I would say that the first date went triumphantly. It’s a personal record and I was jubilantly elated and elevated into another level of contentment. One of the few first dates that really meant something to me. It’s a personal favourite too.
However, I was still in haze about the feelings I harboured towards you. It’s like a potpourri of scents, one first sniff and you think it has the best whiff in the world yet it turns rotten and pungent that it goes straight to your head and leaves you feeling nauseous the next time you take another sniff. Was it love or was it just another fling we both were indulging. Whatever it was, one thing for certain was I had never felt this new sensation. I was catapulted to the seventh heaven.
Texting each other had been a serious inevitable and vital routine. Stories were shared and exchanged; sometimes it was more than just stories. We sure knew how to spice things up. And that part was the most intimately astounding. I was completely besotted and infatuated. The feeling was just outlandish.

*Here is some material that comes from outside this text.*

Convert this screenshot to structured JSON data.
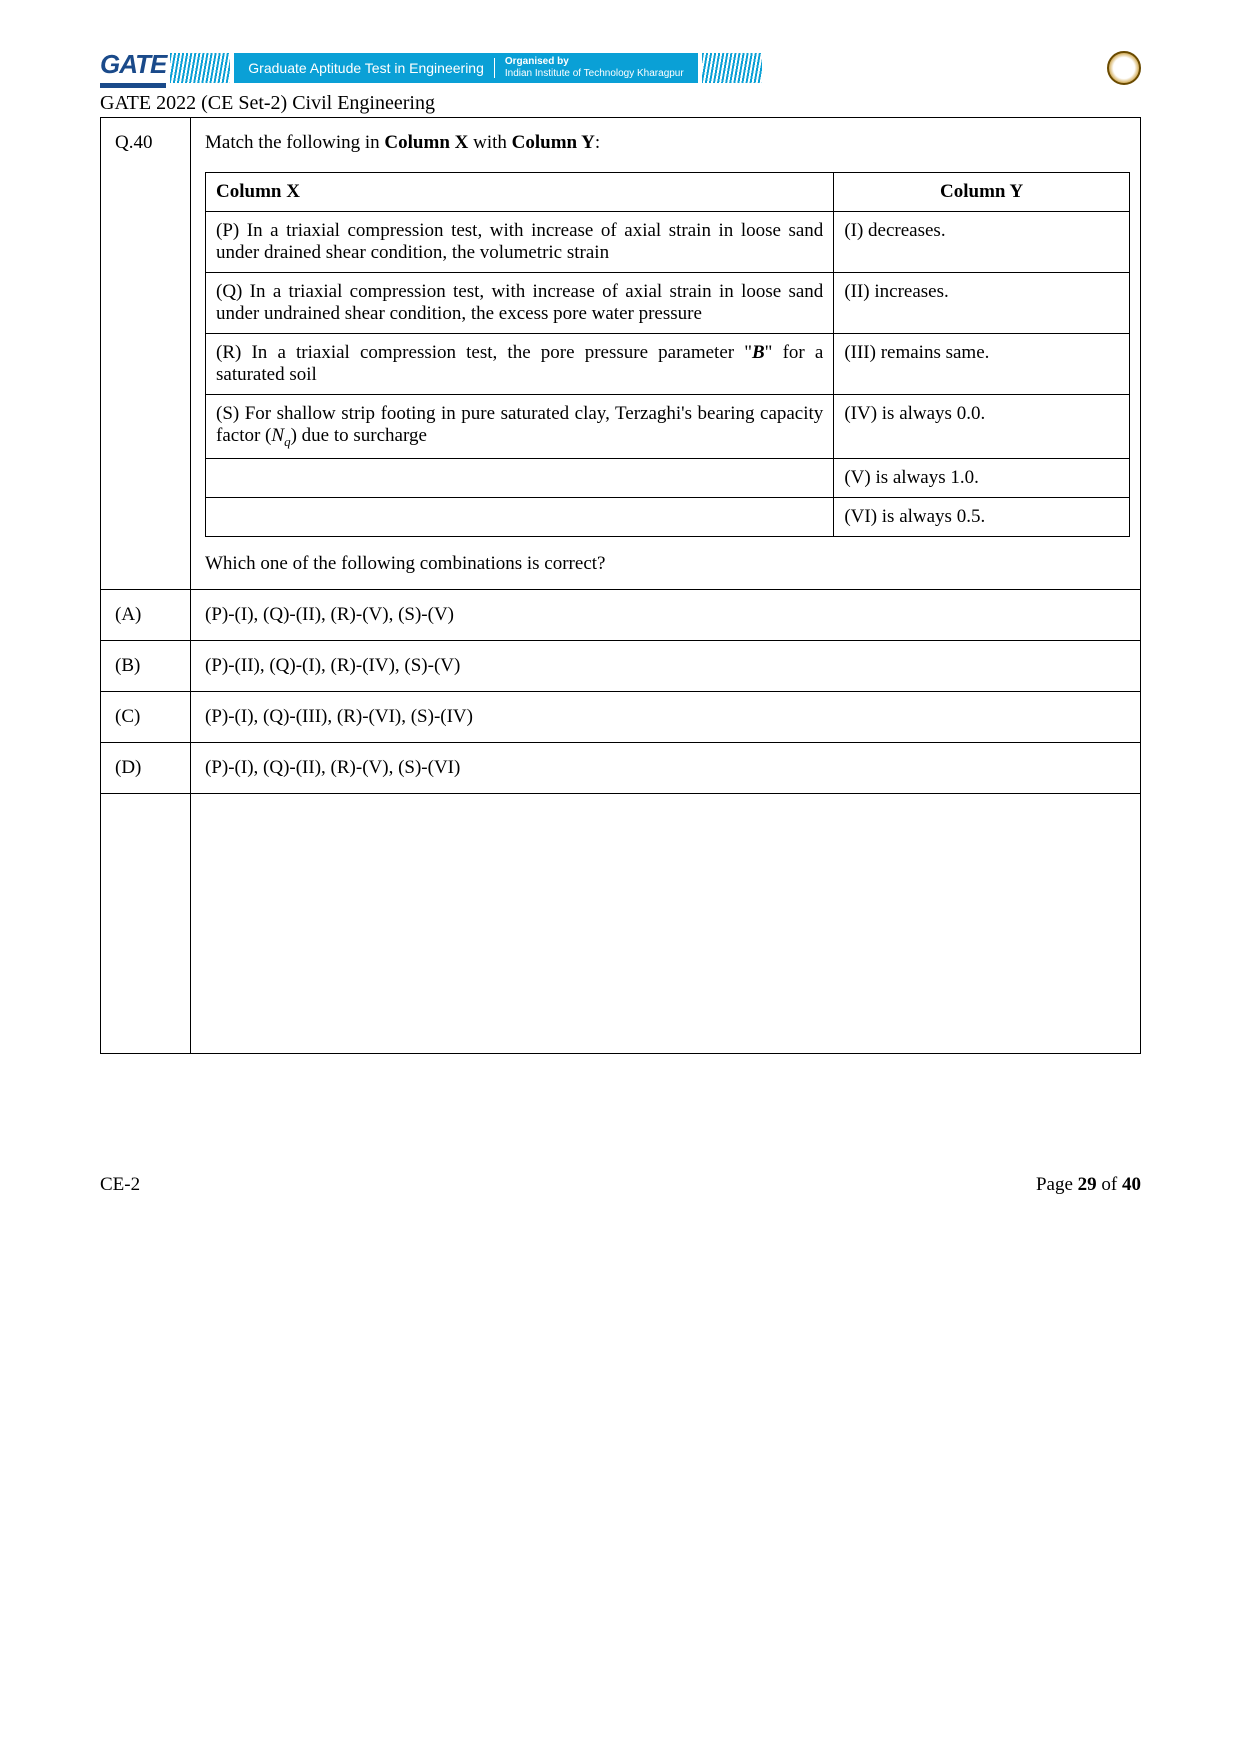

We went out for a couple of casual dates, luncheons, and dinners. My friends started to have qualms about this mysterious friend I’ve been indulging and devoting my time with. If only they knew you were not merely a friend, you were beyond that. To their knowledge, I was hanging with a new friend I picked up during the workshop.
Little did they know how important you had slowly become in my life. It had struck a chord on me that I was utterly in love, falling head over heels over you. I could go berserk if I didn’t text you or hear any news about you. Knowing what you were doing, what colour was your shirt you were wearing, have you eaten, how you feeling today and all those trivial stuffs had been an obligatory routine that I couldn’t bear to miss. Those things metaphorically had been my daily drugs. You, on the other hand, were the medicine.
p.s. The feelings were just simply ineffable.